Report on Companies (Auditors Report) Order, 2016 ("the Order"), issued by the Central Government of India in terms of subsection (11) of Section 143 of the Companies Act, 2013 ("the Act")

i) a) The Company has maintained proper records showing full particulars, including quantitative details and situation of Property, Plant and Equipment.

b) The Company has a program of verification of Property, Plant and Equipment to cover all the items in a phased manner over a period of three years, which, in our opinion, is reasonable having regard to the size of the Company and the nature of its assets. Pursuant to the program, certain Property, Plant and Equipment, were physically verified by the Management during the year. According to the information and explanations given to us, no material discrepancies were noticed on such verification.

c) According to the information and explanations given by the management, the title deeds of immovable properties included in Property, Plant and Equipment are held in the name of the Company.
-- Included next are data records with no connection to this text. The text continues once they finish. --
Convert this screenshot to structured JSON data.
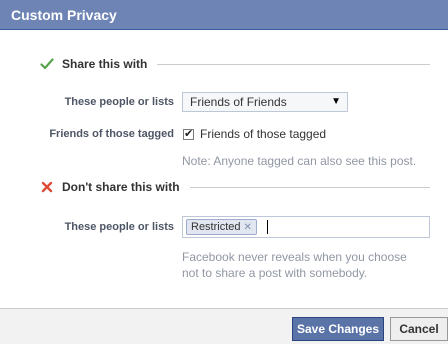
{
  "dialog": {
    "title": "Custom Privacy"
  },
  "share_section": {
    "heading": "Share this with",
    "icon": "check-icon",
    "icon_color": "#55a34a",
    "people_label": "These people or lists",
    "people_select_value": "Friends of Friends",
    "tagged_label": "Friends of those tagged",
    "tagged_checkbox_label": "Friends of those tagged",
    "tagged_checked": true,
    "note": "Note: Anyone tagged can also see this post."
  },
  "dont_share_section": {
    "heading": "Don't share this with",
    "icon": "cross-icon",
    "icon_color": "#dd4b39",
    "people_label": "These people or lists",
    "tokens": [
      "Restricted"
    ],
    "note_line1": "Facebook never reveals when you choose",
    "note_line2": "not to share a post with somebody."
  },
  "footer": {
    "save_label": "Save Changes",
    "cancel_label": "Cancel"
  },
  "colors": {
    "titlebar": "#6d84b4",
    "save_button": "#5b74a8"
  }
}
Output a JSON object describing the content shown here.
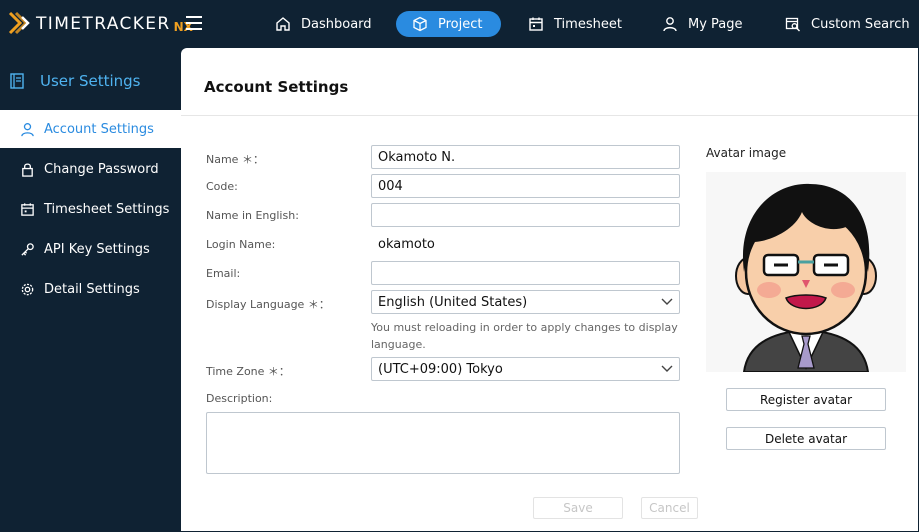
{
  "app": {
    "logo_text": "TIMETRACKER",
    "logo_suffix": "NX",
    "brand_color": "#f0a020",
    "accent_color": "#2a8be0"
  },
  "topnav": {
    "items": [
      {
        "label": "Dashboard",
        "icon": "home-icon",
        "active": false
      },
      {
        "label": "Project",
        "icon": "cube-icon",
        "active": true
      },
      {
        "label": "Timesheet",
        "icon": "calendar-icon",
        "active": false
      },
      {
        "label": "My Page",
        "icon": "user-icon",
        "active": false
      },
      {
        "label": "Custom Search",
        "icon": "search-calendar-icon",
        "active": false
      }
    ]
  },
  "sidebar": {
    "title": "User Settings",
    "items": [
      {
        "label": "Account Settings",
        "icon": "user-icon",
        "active": true
      },
      {
        "label": "Change Password",
        "icon": "lock-icon",
        "active": false
      },
      {
        "label": "Timesheet Settings",
        "icon": "calendar-icon",
        "active": false
      },
      {
        "label": "API Key Settings",
        "icon": "key-icon",
        "active": false
      },
      {
        "label": "Detail Settings",
        "icon": "gear-icon",
        "active": false
      }
    ]
  },
  "main": {
    "title": "Account Settings",
    "form": {
      "name_label": "Name ＊：",
      "name_value": "Okamoto N.",
      "code_label": "Code:",
      "code_value": "004",
      "name_en_label": "Name in English:",
      "name_en_value": "",
      "login_label": "Login Name:",
      "login_value": "okamoto",
      "email_label": "Email:",
      "email_value": "",
      "lang_label": "Display Language ＊：",
      "lang_value": "English (United States)",
      "lang_hint": "You must reloading in order to apply changes to display language.",
      "tz_label": "Time Zone ＊：",
      "tz_value": "(UTC+09:00) Tokyo",
      "desc_label": "Description:",
      "save_label": "Save",
      "cancel_label": "Cancel"
    },
    "avatar": {
      "label": "Avatar image",
      "register_label": "Register avatar",
      "delete_label": "Delete avatar"
    }
  }
}
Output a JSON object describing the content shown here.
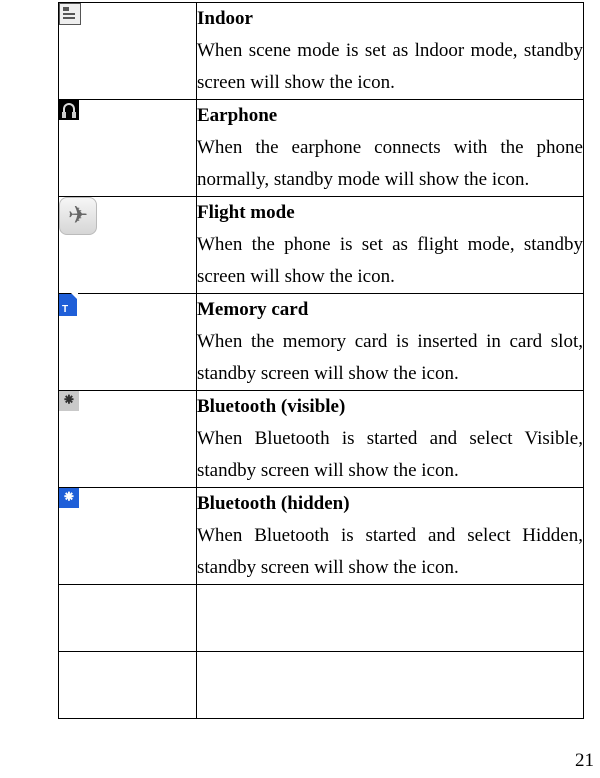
{
  "page_number": "21",
  "rows": [
    {
      "icon": "indoor-icon",
      "title": "Indoor",
      "body": "When scene mode is set as lndoor mode, standby screen will show the icon."
    },
    {
      "icon": "earphone-icon",
      "title": "Earphone",
      "body": "When the earphone connects with the phone normally, standby mode will show the icon."
    },
    {
      "icon": "flight-mode-icon",
      "title": "Flight mode",
      "body": "When the phone is set as flight mode, standby screen will show the icon."
    },
    {
      "icon": "memory-card-icon",
      "title": "Memory card",
      "body": "When the memory card is inserted in card slot, standby screen will show the icon."
    },
    {
      "icon": "bluetooth-visible-icon",
      "title": "Bluetooth (visible)",
      "body": "When Bluetooth is started and select Visible, standby screen will show the icon."
    },
    {
      "icon": "bluetooth-hidden-icon",
      "title": "Bluetooth (hidden)",
      "body": "When Bluetooth is started and select Hidden, standby screen will show the icon."
    },
    {
      "icon": "",
      "title": "",
      "body": ""
    },
    {
      "icon": "",
      "title": "",
      "body": ""
    }
  ],
  "glyphs": {
    "flight": "✈",
    "bt": "⁕"
  }
}
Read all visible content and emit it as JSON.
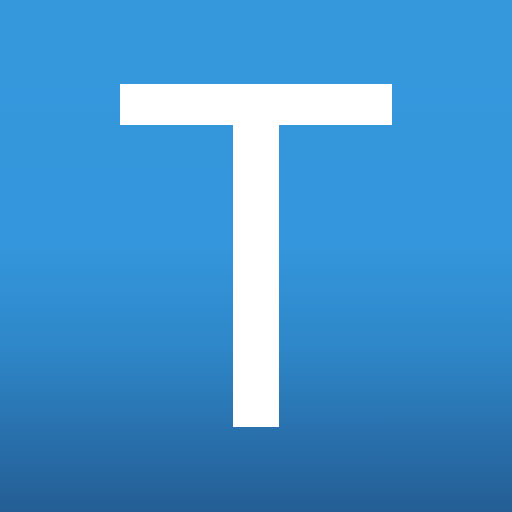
{
  "logo": {
    "letter": "T",
    "letter_color": "#ffffff",
    "gradient_top": "#3598dd",
    "gradient_mid": "#2e87c8",
    "gradient_bottom": "#245e94"
  }
}
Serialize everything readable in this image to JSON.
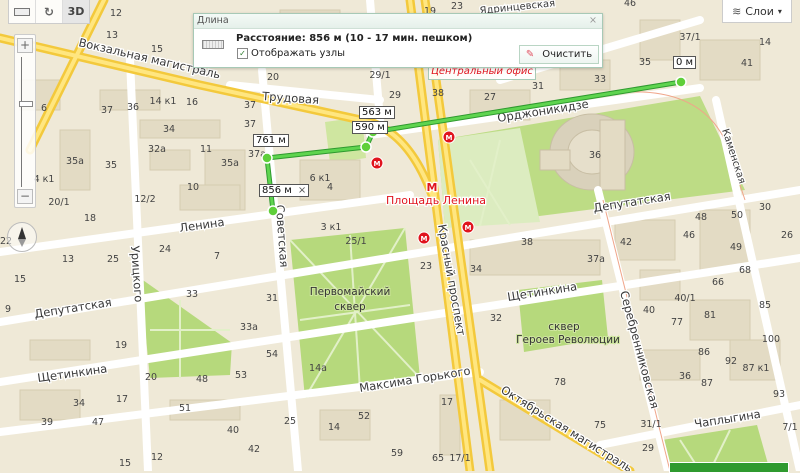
{
  "toolbar": {
    "ruler": "ruler-icon",
    "rotate": "rotate-icon",
    "three_d": "3D"
  },
  "zoom": {
    "plus": "+",
    "minus": "−",
    "level_fraction": 0.35
  },
  "layers": {
    "label": "Слои",
    "arrow": "▾"
  },
  "popup": {
    "title": "Длина",
    "close": "×",
    "distance": "Расстояние: 856 м (10 - 17 мин. пешком)",
    "show_nodes_label": "Отображать узлы",
    "show_nodes_checked": true,
    "clear_label": "Очистить"
  },
  "office_label": "Центральный офис",
  "route": {
    "color": "#3fc43f",
    "labels": [
      "0 м",
      "563 м",
      "590 м",
      "761 м",
      "856 м"
    ],
    "remove": "×"
  },
  "metro": {
    "station": "Площадь Ленина",
    "symbol": "М",
    "color": "#e0141e"
  },
  "streets": [
    "Вокзальная магистраль",
    "Трудовая",
    "Орджоникидзе",
    "Ленина",
    "Депутатская",
    "Депутатская",
    "Щетинкина",
    "Щетинкина",
    "Максима Горького",
    "Красный проспект",
    "Октябрьская магистраль",
    "Серебренниковская",
    "Чаплыгина",
    "Каменская",
    "Урицкого",
    "Советская",
    "Ядринцевская"
  ],
  "parks": [
    "Первомайский",
    "сквер",
    "сквер",
    "Героев Революции"
  ],
  "houses": [
    "12",
    "13",
    "15",
    "14 к1",
    "16",
    "37",
    "36",
    "6",
    "37",
    "35а",
    "35",
    "32а",
    "34",
    "11",
    "37",
    "37а",
    "35а",
    "10",
    "12/2",
    "20/1",
    "4 к1",
    "18",
    "6 к1",
    "4",
    "3 к1",
    "25/1",
    "29/1",
    "29",
    "19",
    "23",
    "27",
    "31",
    "33",
    "38",
    "35",
    "37/1",
    "36",
    "20",
    "24",
    "7",
    "13",
    "25",
    "15",
    "33",
    "31",
    "33а",
    "19",
    "54",
    "20",
    "48",
    "53",
    "17",
    "34",
    "51",
    "39",
    "47",
    "14а",
    "23",
    "38",
    "34",
    "37а",
    "32",
    "78",
    "17",
    "52",
    "59",
    "65",
    "17/1",
    "14",
    "25",
    "48",
    "50",
    "46",
    "42",
    "49",
    "30",
    "26",
    "68",
    "66",
    "40/1",
    "85",
    "40",
    "77",
    "81",
    "100",
    "86",
    "92",
    "87 к1",
    "36",
    "87",
    "93",
    "75",
    "31/1",
    "29",
    "7/1",
    "46",
    "14",
    "41",
    "22",
    "9",
    "40",
    "42",
    "12",
    "15"
  ]
}
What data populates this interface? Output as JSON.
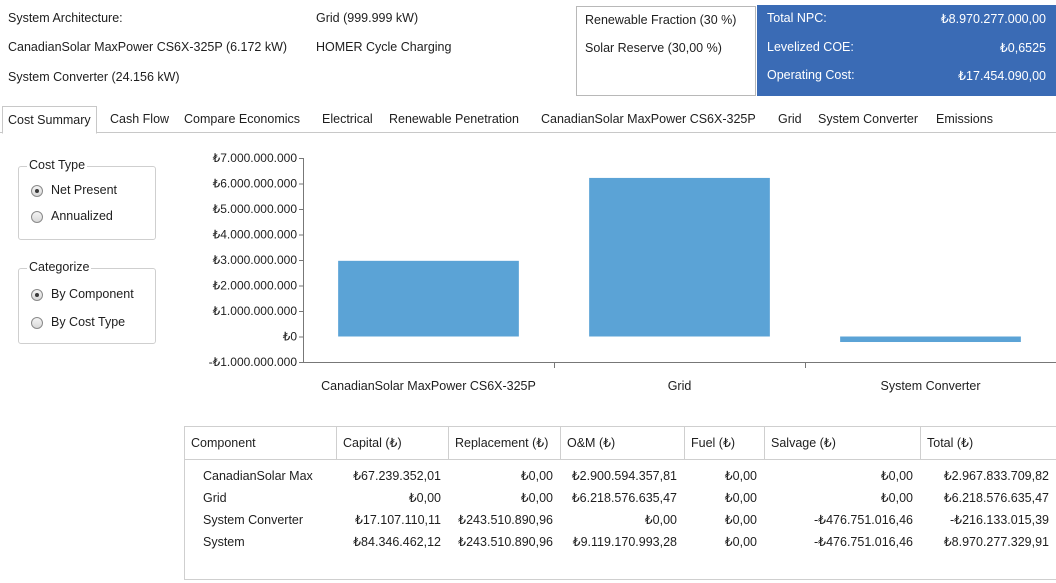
{
  "header": {
    "arch_label": "System Architecture:",
    "arch_pv": "CanadianSolar MaxPower CS6X-325P (6.172 kW)",
    "arch_converter": "System Converter (24.156 kW)",
    "arch_grid": "Grid (999.999 kW)",
    "arch_dispatch": "HOMER Cycle Charging",
    "renewable_fraction": "Renewable Fraction (30 %)",
    "solar_reserve": "Solar Reserve (30,00 %)",
    "total_npc_label": "Total NPC:",
    "total_npc_value": "₺8.970.277.000,00",
    "lcoe_label": "Levelized COE:",
    "lcoe_value": "₺0,6525",
    "opcost_label": "Operating Cost:",
    "opcost_value": "₺17.454.090,00",
    "accent_color": "#3a6bb5"
  },
  "tabs": [
    "Cost Summary",
    "Cash Flow",
    "Compare Economics",
    "Electrical",
    "Renewable Penetration",
    "CanadianSolar MaxPower CS6X-325P",
    "Grid",
    "System Converter",
    "Emissions"
  ],
  "active_tab": "Cost Summary",
  "cost_type": {
    "title": "Cost Type",
    "options": [
      "Net Present",
      "Annualized"
    ],
    "selected": "Net Present"
  },
  "categorize": {
    "title": "Categorize",
    "options": [
      "By Component",
      "By Cost Type"
    ],
    "selected": "By Component"
  },
  "chart_data": {
    "type": "bar",
    "categories": [
      "CanadianSolar MaxPower CS6X-325P",
      "Grid",
      "System Converter"
    ],
    "values": [
      2967833709.82,
      6218576635.47,
      -216133015.39
    ],
    "ylim": [
      -1000000000,
      7000000000
    ],
    "yticks": [
      "₺7.000.000.000",
      "₺6.000.000.000",
      "₺5.000.000.000",
      "₺4.000.000.000",
      "₺3.000.000.000",
      "₺2.000.000.000",
      "₺1.000.000.000",
      "₺0",
      "-₺1.000.000.000"
    ],
    "bar_color": "#5ba3d6",
    "grid": false
  },
  "table": {
    "headers": [
      "Component",
      "Capital (₺)",
      "Replacement (₺)",
      "O&M (₺)",
      "Fuel (₺)",
      "Salvage (₺)",
      "Total (₺)"
    ],
    "rows": [
      [
        "CanadianSolar Max",
        "₺67.239.352,01",
        "₺0,00",
        "₺2.900.594.357,81",
        "₺0,00",
        "₺0,00",
        "₺2.967.833.709,82"
      ],
      [
        "Grid",
        "₺0,00",
        "₺0,00",
        "₺6.218.576.635,47",
        "₺0,00",
        "₺0,00",
        "₺6.218.576.635,47"
      ],
      [
        "System Converter",
        "₺17.107.110,11",
        "₺243.510.890,96",
        "₺0,00",
        "₺0,00",
        "-₺476.751.016,46",
        "-₺216.133.015,39"
      ],
      [
        "System",
        "₺84.346.462,12",
        "₺243.510.890,96",
        "₺9.119.170.993,28",
        "₺0,00",
        "-₺476.751.016,46",
        "₺8.970.277.329,91"
      ]
    ]
  }
}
ii) The Management has conducted physical verification of inventory at reasonable intervals during the year and no material discrepancies were noticed on such physical verification. Inventories lying with third parties have been confirmed by them as at 31st March 2021 and no material discrepancies were noticed in respect of such confirmations.

iii) According to the information and explanations given to us and audit procedures performed by us, the Company has not granted any loans, secured or unsecured to Companies, Firms, Limited Liability Partnerships or other parties covered in the Register maintained under Section 189 of the Companies Act, 2013. Accordingly, the provisions of clause 3 (iii)(a), (b) and (c) of the Order are not applicable to the Company and hence not commented upon.

iv) In our opinion and according to the information and explanations given to us, there are no loans, guarantees or security given in respect of which provisions of Section 185 of the Companies Act, 2013 are applicable and hence not commented upon. In our opinion and according to the information and explanations given to us, provisions of Section 186 of the Companies Act, 2013 in respect of Investments made have been complied with by the Company. According to the information and explanations given to us, there are no loans, guarantees and securities given in respect of which provisions of Section 186 of the Companies Act, 2013 are applicable and hence not commented upon.

v) The Company has not accepted any deposits within the meaning of Sections 73 to 76 of the Act and the Companies (Acceptance of Deposits) Rules, 2014 (as amended). Accordingly, the provisions of clause 3(v) of the Order are not applicable.

vi) We have broadly reviewed the books of account maintained by the Company pursuant to the rules made by the Central Government for the maintenance of cost records under Section 148(1) of the Companies Act, 2013, related to manufacture of goods and are of the opinion that prima facie, the specified accounts and records have been made and maintained. We have not, however, made a detailed examination of the same.

vii) a) The Company is regular in depositing with appropriate authorities undisputed statutory dues including Provident Fund, Employees State Insurance, Income Tax, Duty of Customs, Goods and Service Tax, Cess and other statutory dues applicable to it.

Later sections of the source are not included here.